# Why does he nibble my feet?



## Siwain (Feb 25, 2008)

I've had my rat for almost a month. I let him run free in my bedroom every day and he loves it; but only recently has he started to seek me out. I usually sit on the floor so that he can climb on me (which he just started to do about a week ago).

I was away for almost two days a few days ago, and he hadn't been out of the cage for two days in a row. So when i got home i opened the cage door and he went crazy! I know he was just really happy, he kept jumping around, bruxing, and a couple of times he came running up my leg really fast and sat on my shoulder. He also started nibbling on my feet, which he hasn't done before. And a little hard too. He didn't draw blood, but it felt like he was pinching me.

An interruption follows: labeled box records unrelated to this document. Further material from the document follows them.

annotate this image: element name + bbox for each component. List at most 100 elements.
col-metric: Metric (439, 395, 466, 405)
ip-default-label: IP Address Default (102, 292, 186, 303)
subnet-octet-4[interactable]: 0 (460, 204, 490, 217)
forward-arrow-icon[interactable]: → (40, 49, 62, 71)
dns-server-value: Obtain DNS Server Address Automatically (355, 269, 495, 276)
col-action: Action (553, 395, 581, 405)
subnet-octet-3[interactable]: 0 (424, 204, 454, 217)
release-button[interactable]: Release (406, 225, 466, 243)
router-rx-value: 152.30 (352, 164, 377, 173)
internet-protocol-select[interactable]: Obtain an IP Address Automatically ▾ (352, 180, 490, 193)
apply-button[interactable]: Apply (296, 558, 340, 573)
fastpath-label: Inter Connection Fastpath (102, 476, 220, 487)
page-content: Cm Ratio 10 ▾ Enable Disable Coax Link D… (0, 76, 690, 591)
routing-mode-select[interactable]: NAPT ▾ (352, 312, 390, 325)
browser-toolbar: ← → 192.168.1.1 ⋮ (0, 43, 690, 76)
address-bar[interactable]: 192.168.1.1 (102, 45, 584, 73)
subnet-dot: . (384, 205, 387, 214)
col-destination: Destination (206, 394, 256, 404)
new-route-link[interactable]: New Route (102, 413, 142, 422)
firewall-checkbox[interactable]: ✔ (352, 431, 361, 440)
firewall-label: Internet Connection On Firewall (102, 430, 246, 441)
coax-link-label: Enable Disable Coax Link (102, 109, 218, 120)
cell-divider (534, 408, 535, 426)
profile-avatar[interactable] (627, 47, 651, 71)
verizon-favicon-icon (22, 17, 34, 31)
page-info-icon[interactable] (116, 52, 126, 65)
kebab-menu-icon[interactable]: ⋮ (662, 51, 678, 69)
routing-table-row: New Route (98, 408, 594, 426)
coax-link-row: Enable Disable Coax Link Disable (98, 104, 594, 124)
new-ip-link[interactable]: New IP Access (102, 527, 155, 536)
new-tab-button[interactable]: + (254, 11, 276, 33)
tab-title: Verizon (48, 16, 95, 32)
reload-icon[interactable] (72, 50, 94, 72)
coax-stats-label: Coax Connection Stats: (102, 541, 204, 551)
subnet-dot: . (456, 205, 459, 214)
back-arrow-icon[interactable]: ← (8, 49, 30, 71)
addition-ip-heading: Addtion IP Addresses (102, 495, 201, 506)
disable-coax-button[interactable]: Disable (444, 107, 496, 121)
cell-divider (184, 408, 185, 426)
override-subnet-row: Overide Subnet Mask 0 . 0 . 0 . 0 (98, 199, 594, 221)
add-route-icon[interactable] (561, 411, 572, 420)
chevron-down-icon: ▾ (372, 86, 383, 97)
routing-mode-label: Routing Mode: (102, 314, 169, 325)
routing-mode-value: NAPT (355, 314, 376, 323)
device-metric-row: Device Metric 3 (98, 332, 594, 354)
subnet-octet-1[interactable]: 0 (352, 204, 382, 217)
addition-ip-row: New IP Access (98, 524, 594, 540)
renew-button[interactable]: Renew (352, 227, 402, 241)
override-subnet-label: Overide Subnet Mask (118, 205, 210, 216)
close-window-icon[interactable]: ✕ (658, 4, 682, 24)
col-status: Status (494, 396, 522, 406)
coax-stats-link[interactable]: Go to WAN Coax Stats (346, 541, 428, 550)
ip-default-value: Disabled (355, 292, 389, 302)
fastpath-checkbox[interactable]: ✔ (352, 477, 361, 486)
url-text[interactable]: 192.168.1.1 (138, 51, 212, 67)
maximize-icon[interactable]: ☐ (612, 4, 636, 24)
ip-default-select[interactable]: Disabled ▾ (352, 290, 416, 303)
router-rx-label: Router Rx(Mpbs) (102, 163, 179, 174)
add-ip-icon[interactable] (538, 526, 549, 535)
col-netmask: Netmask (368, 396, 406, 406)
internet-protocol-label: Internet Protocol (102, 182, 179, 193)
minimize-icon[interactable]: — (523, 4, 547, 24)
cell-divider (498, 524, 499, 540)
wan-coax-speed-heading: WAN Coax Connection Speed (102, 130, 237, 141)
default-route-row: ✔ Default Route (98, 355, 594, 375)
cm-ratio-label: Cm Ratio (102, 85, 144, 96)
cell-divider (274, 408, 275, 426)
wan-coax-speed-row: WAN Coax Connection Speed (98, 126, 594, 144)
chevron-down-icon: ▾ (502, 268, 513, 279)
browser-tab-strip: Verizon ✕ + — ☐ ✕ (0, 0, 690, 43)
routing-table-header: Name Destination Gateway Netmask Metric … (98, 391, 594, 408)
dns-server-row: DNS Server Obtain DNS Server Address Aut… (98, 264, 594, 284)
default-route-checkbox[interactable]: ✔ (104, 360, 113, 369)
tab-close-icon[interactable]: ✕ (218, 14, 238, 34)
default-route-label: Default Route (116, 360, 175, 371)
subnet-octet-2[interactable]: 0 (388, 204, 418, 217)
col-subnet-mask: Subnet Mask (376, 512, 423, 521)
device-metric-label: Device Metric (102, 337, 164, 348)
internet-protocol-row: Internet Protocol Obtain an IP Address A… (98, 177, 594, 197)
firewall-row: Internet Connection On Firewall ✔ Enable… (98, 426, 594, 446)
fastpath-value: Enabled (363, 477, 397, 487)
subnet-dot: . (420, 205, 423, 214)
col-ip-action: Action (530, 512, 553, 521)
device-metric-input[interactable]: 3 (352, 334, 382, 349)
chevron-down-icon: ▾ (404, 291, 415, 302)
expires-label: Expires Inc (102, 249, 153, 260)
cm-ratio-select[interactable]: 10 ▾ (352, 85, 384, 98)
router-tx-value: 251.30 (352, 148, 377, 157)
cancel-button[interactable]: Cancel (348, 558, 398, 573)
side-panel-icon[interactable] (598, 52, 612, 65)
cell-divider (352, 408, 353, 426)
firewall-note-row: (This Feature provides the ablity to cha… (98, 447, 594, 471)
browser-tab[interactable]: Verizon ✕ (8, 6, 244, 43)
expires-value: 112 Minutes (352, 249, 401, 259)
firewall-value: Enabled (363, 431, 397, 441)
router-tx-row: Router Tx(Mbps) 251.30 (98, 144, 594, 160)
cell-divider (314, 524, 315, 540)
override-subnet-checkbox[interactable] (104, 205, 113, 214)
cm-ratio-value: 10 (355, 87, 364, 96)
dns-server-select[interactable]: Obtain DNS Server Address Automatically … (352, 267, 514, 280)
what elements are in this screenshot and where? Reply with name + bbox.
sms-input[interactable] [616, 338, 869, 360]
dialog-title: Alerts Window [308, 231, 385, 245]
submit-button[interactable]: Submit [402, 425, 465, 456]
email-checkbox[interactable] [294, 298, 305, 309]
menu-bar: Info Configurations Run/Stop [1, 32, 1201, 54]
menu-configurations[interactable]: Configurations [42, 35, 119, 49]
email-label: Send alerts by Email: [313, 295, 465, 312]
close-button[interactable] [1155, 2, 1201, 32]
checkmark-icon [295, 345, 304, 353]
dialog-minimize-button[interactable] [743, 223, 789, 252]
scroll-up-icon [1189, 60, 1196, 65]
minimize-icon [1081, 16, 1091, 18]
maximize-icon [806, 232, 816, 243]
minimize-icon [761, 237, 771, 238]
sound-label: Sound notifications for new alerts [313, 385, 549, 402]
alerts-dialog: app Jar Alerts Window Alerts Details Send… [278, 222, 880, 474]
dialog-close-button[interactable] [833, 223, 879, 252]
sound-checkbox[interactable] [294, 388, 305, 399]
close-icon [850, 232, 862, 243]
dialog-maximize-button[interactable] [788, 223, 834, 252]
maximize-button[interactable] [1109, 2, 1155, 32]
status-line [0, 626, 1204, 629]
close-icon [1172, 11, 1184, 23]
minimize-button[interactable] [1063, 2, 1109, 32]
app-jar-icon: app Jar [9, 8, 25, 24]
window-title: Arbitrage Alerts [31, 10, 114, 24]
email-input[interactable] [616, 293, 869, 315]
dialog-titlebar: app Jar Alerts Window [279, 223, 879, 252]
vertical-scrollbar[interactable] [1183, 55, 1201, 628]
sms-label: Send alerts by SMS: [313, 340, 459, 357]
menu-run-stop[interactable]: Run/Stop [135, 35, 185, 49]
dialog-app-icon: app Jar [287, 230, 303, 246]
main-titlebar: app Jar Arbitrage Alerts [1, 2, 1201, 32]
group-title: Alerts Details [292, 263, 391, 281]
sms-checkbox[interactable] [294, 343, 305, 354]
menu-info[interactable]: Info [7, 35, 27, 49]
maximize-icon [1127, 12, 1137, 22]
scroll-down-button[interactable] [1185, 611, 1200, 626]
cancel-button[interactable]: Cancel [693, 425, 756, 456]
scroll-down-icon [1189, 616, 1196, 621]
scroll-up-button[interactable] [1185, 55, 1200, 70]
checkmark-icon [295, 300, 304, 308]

Was he just playing? He doesn't nibble on my hands, though.


----------



## jesirose (Feb 22, 2008)

No offense but they probably smelled a lot stronger than your hands 

Just something fun to smell and nibble I guess. Maybe he wanted you to play with him, like the hand wrestling game people do. If it gets to be a problem - wear socks!


----------



## Siwain (Feb 25, 2008)

Yes, that may be it! Lol I had been wearing shoes all day and was probably sweaty!  And he hasn't shown me feet much interest today.

Thank you for answering!


----------



## Rattiegma (Jan 23, 2008)

He could be grooming you, too. It's funny you said this, because Roxie's just gotten to the point where she actually notices I'm even there during free range. lol But yeah, last night I was sitting up on my knees, and she kept going under my legs, nibbling on my toes, and then I'd grab her butt, she'd run around and do it all again. hah Anyways, just thought I'd share.


----------



## Neuroticax (May 1, 2007)

They taste like cheese.


----------



## daisy184 (Oct 29, 2007)

Neuroticax said:


> They taste like cheese.


ROFLMAO....


----------



## GracieBaby (Sep 30, 2007)

my rat has the same thing it has gone away since she has gotten older but it is not just the toes it is the toe nails and fingernails i assume since they are hard they may resemble a seed does not hurt but i pull away when she does cute tho o god i love my rat


----------



## nancikynz (Apr 6, 2008)

My ratties well one of them LOVES feet, well not really feet but the toenails... they like to nibble at the nails.. it is kinda weird so I dont let them, but it is weird how much Schuster likes nails!


----------